Organizar o ambiente não é apenas uma questão estética ou moral; trata-se de cuidar do campo onde a mente opera.

Organização, estresse e sobrecarga cognitiva

Pesquisas em psicologia cognitiva indicam que o cérebro humano possui capacidade limitada de processamento de estímulos. Ambientes visualmente carregados exigem atenção constante, mesmo que de forma inconsciente.

Estudos conduzidos por McMains e Kastner (2011) demonstram que o excesso de estímulos visuais compete pelos mesmos recursos neurais utilizados para foco e tomada de decisão. Isso significa que a desorganização pode gerar:

  • Maior fadiga mental

  • Dificuldade de concentração

  • Sensação constante de urgência ou confusão

  • Aumento do estresse basal

Em outras palavras, um ambiente caótico “consome” energia psíquica antes mesmo que a pessoa perceba.

Ambiente físico e níveis de cortisol

Um estudo clássico da Universidade da Califórnia, liderado por Darby Saxbe e Rena Repetti (2010), investigou a relação entre ambiente doméstico e estresse. Os resultados mostraram que pessoas que descreviam suas casas como desorganizadas, caóticas ou inacabadas apresentavam níveis mais elevados de cortisol ao longo do dia.

O cortisol é um hormônio fundamental para a adaptação ao estresse, mas sua ativação crônica está associada a ansiedade, irritabilidade, problemas de sono e esgotamento emocional.

Assim, a organização do espaço atua como um fator regulador do sistema de estresse.
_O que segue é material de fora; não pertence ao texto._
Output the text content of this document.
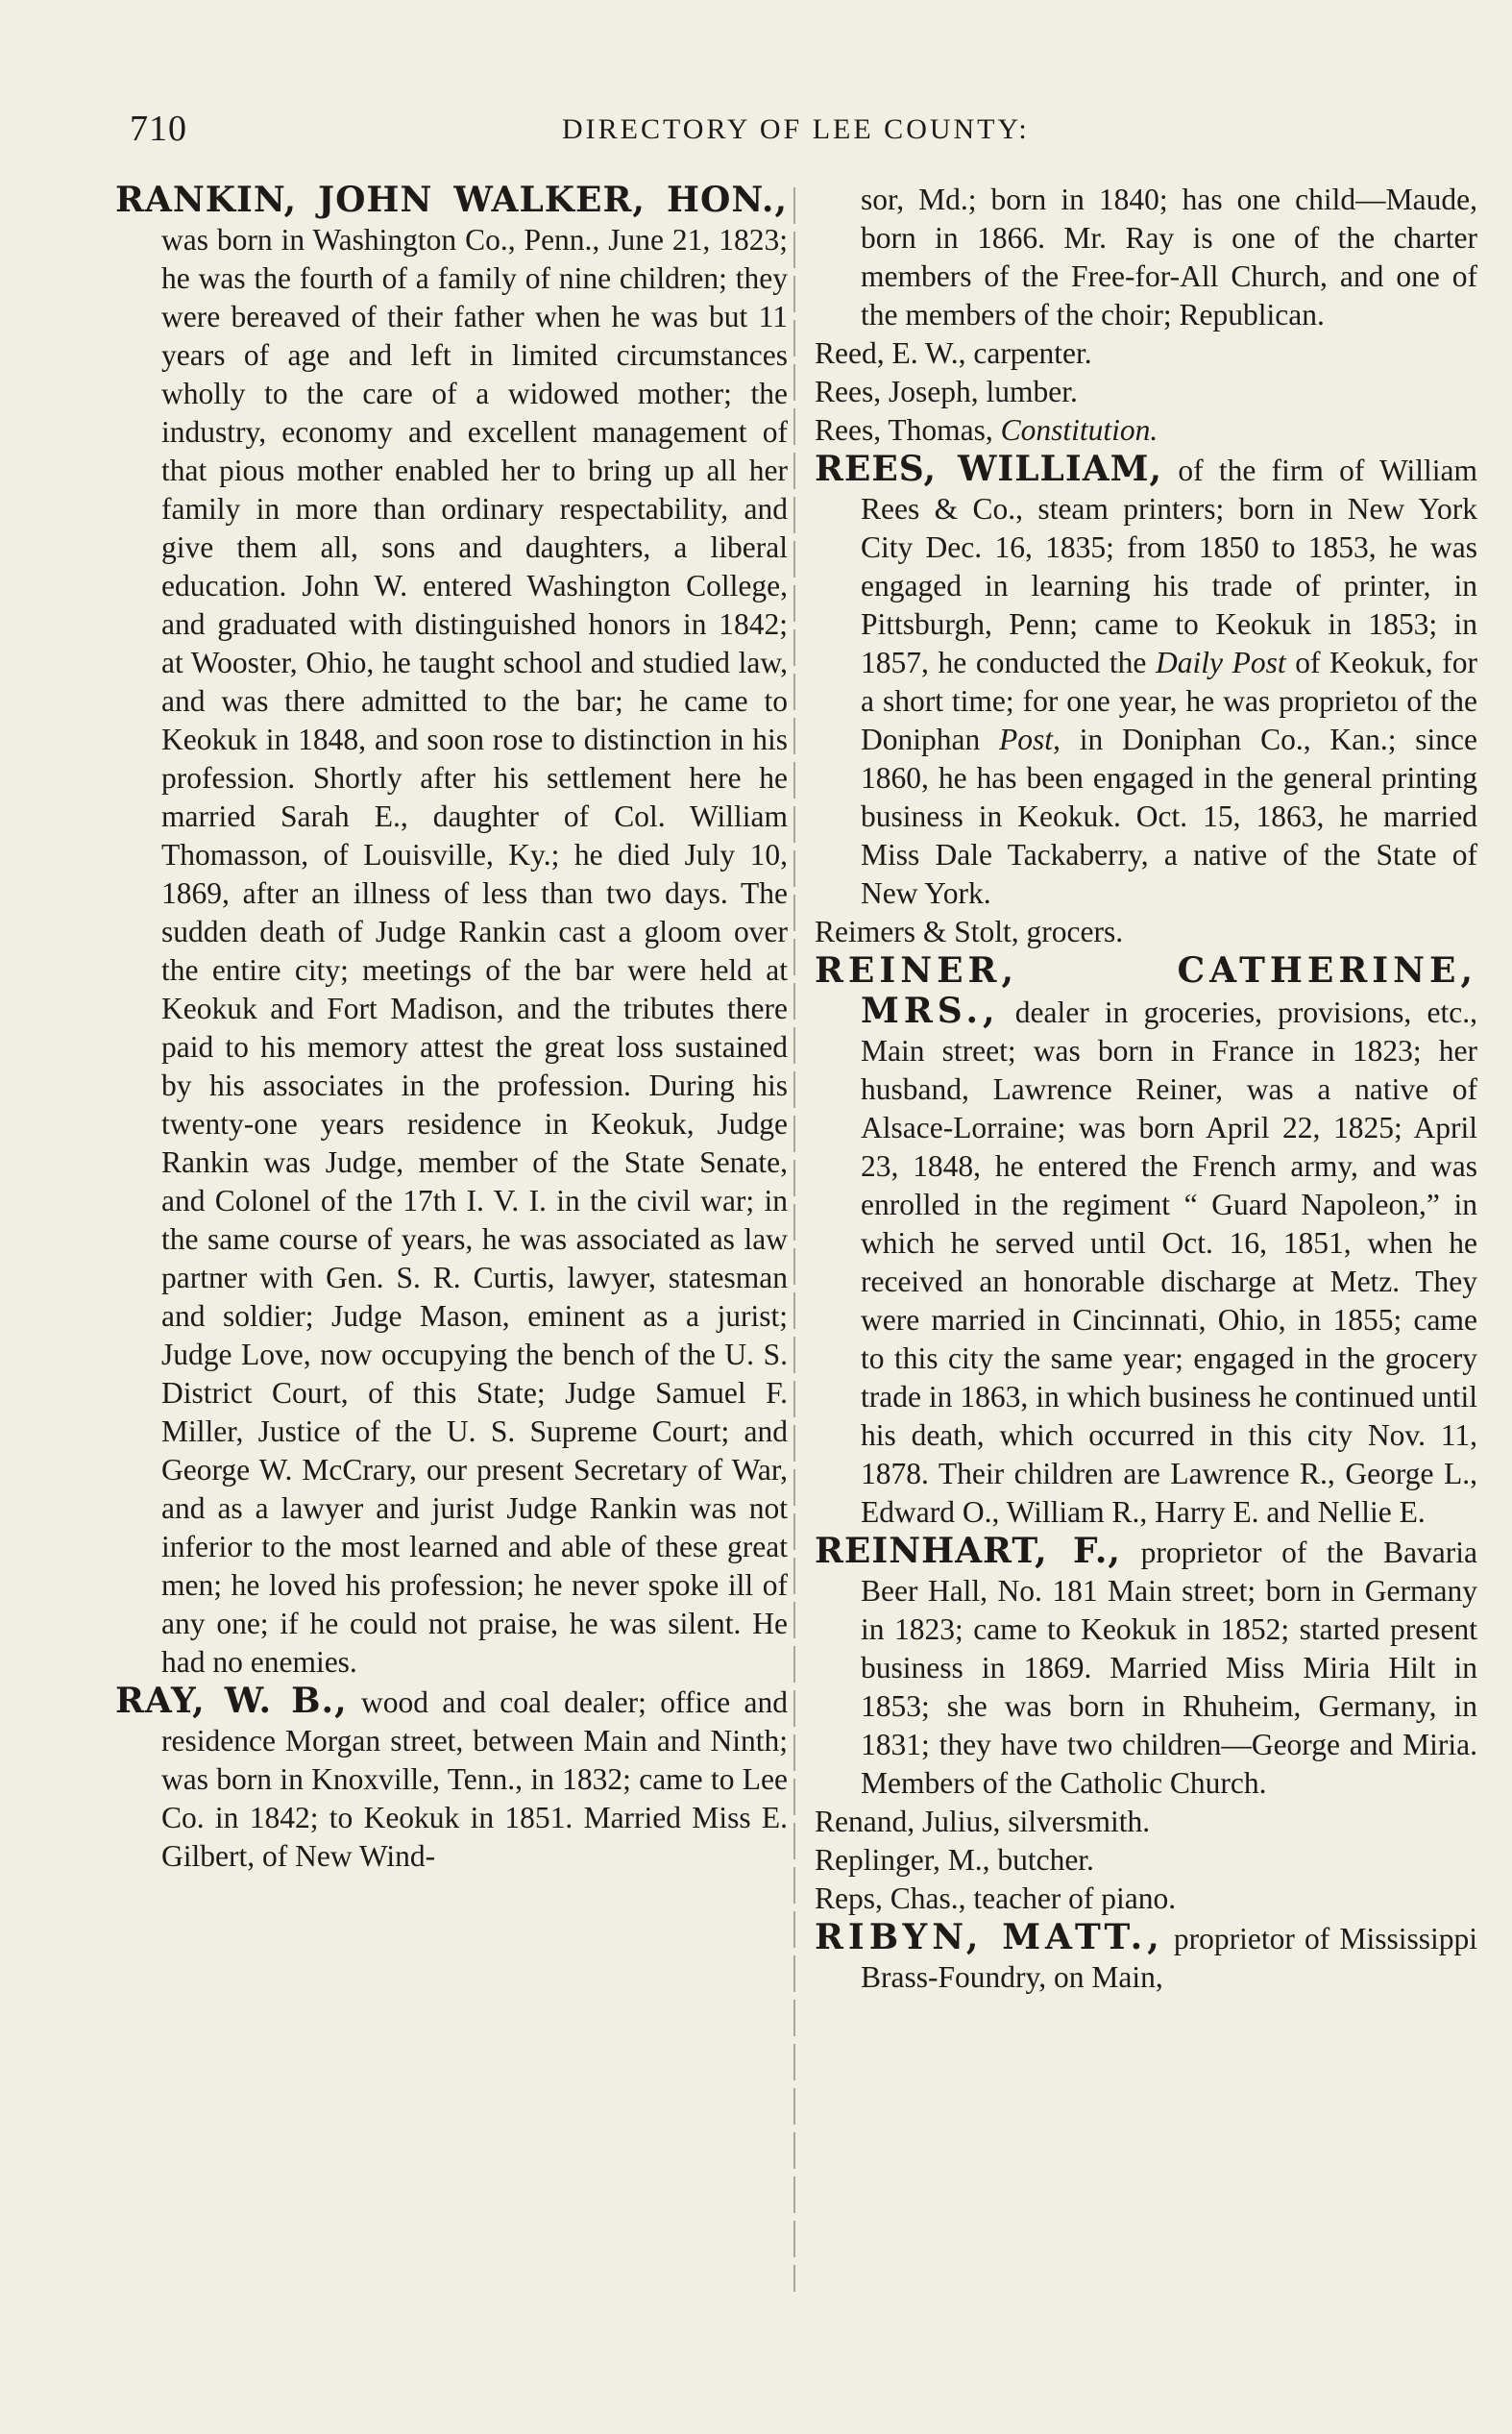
710	DIRECTORY OF LEE COUNTY:

RANKIN, JOHN WALKER, HON., was born in Washington Co., Penn., June 21, 1823; he was the fourth of a family of nine children; they were bereaved of their father when he was but 11 years of age and left in limited circumstances wholly to the care of a widowed mother; the industry, economy and excellent management of that pious mother enabled her to bring up all her family in more than ordinary respectability, and give them all, sons and daughters, a liberal education. John W. entered Washington College, and graduated with distinguished honors in 1842; at Wooster, Ohio, he taught school and studied law, and was there admitted to the bar; he came to Keokuk in 1848, and soon rose to distinction in his profession. Shortly after his settlement here he married Sarah E., daughter of Col. William Thomasson, of Louisville, Ky.; he died July 10, 1869, after an illness of less than two days. The sudden death of Judge Rankin cast a gloom over the entire city; meetings of the bar were held at Keokuk and Fort Madison, and the tributes there paid to his memory attest the great loss sustained by his associates in the profession. During his twenty-one years residence in Keokuk, Judge Rankin was Judge, member of the State Senate, and Colonel of the 17th I. V. I. in the civil war; in the same course of years, he was associated as law partner with Gen. S. R. Curtis, lawyer, statesman and soldier; Judge Mason, eminent as a jurist; Judge Love, now occupying the bench of the U. S. District Court, of this State; Judge Samuel F. Miller, Justice of the U. S. Supreme Court; and George W. McCrary, our present Secretary of War, and as a lawyer and jurist Judge Rankin was not inferior to the most learned and able of these great men; he loved his profession; he never spoke ill of any one; if he could not praise, he was silent. He had no enemies.

RAY, W. B., wood and coal dealer; office and residence Morgan street, between Main and Ninth; was born in Knoxville, Tenn., in 1832; came to Lee Co. in 1842; to Keokuk in 1851. Married Miss E. Gilbert, of New Wind-

sor, Md.; born in 1840; has one child—Maude, born in 1866. Mr. Ray is one of the charter members of the Free-for-All Church, and one of the members of the choir; Republican.

Reed, E. W., carpenter.

Rees, Joseph, lumber.

Rees, Thomas, Constitution.

REES, WILLIAM, of the firm of William Rees & Co., steam printers; born in New York City Dec. 16, 1835; from 1850 to 1853, he was engaged in learning his trade of printer, in Pittsburgh, Penn; came to Keokuk in 1853; in 1857, he conducted the Daily Post of Keokuk, for a short time; for one year, he was proprietoı of the Doniphan Post, in Doniphan Co., Kan.; since 1860, he has been engaged in the general printing business in Keokuk. Oct. 15, 1863, he married Miss Dale Tackaberry, a native of the State of New York.

Reimers & Stolt, grocers.

REINER, CATHERINE, MRS., dealer in groceries, provisions, etc., Main street; was born in France in 1823; her husband, Lawrence Reiner, was a native of Alsace-Lorraine; was born April 22, 1825; April 23, 1848, he entered the French army, and was enrolled in the regiment “ Guard Napoleon,” in which he served until Oct. 16, 1851, when he received an honorable discharge at Metz. They were married in Cincinnati, Ohio, in 1855; came to this city the same year; engaged in the grocery trade in 1863, in which business he continued until his death, which occurred in this city Nov. 11, 1878. Their children are Lawrence R., George L., Edward O., William R., Harry E. and Nellie E.

REINHART, F., proprietor of the Bavaria Beer Hall, No. 181 Main street; born in Germany in 1823; came to Keokuk in 1852; started present business in 1869. Married Miss Miria Hilt in 1853; she was born in Rhuheim, Germany, in 1831; they have two children—George and Miria. Members of the Catholic Church.

Renand, Julius, silversmith.

Replinger, M., butcher.

Reps, Chas., teacher of piano.

RIBYN, MATT., proprietor of Mississippi Brass-Foundry, on Main,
Organização e sensação de controle

A Teoria da Autodeterminação (Deci & Ryan, 2000) destaca que a sensação de autonomia e controle é uma necessidade psicológica básica. Ambientes organizados tendem a reforçar a percepção de previsibilidade e domínio sobre o cotidiano.

Quando o espaço está organizado:

  • As tarefas parecem mais gerenciáveis

  • O indivíduo sente maior clareza mental

  • Há redução da sensação de impotência

  • A tomada de decisões se torna mais fluida

Já a desorganização pode reforçar sentimentos de fracasso, culpa e descontrole, especialmente em pessoas com ansiedade ou depressão.

Impactos na ansiedade e no humor

Pesquisas publicadas no Personality and Social Psychology Bulletin (Vohs et al., 2013) indicam que ambientes organizados estão associados a comportamentos mais saudáveis, maior persistência em tarefas e melhor autorregulação emocional.

Em contrapartida, ambientes caóticos foram relacionados a maior impulsividade e dificuldade de planejamento, fatores frequentemente presentes em quadros ansiosos e depressivos.

Embora a organização não seja um tratamento em si, ela funciona como um recurso terapêutico complementar, especialmente em intervenções comportamentais e contextuais.

Organização não é perfeccionismo

É importante diferenciar organização funcional de perfeccionismo. Do ponto de vista clínico, um ambiente saudável não é aquele impecável, mas aquele que:

  • Sustenta a rotina da pessoa

  • Reduz fricções desnecessárias

  • Facilita o descanso e o foco

  • Reflete minimamente a identidade do indivíduo

O perfeccionismo, por outro lado, pode se tornar fonte de ansiedade e rigidez. A organização saudável é flexível, adaptável e possível, não opressiva.

Aplicações clínicas e terapêuticas

Na prática clínica, especialmente em abordagens como a Terapia Cognitivo-Comportamental, Psicologia Ambiental e Psicologia Corporal, a organização do ambiente pode ser trabalhada como:

  • Estratégia de regulação emocional

  • Ativação comportamental em quadros depressivos

  • Recurso de grounding (ancoragem no presente)

  • Forma concreta de reconstrução do senso de ordem interna

Pequenas mudanças ambientais muitas vezes produzem grandes efeitos subjetivos.

Considerações finais

A saúde mental não se constrói apenas “de dentro para fora”, mas também “de fora para dentro”. Um ambiente organizado não resolve conflitos emocionais profundos, mas cria condições psíquicas mais favoráveis para enfrentá-los.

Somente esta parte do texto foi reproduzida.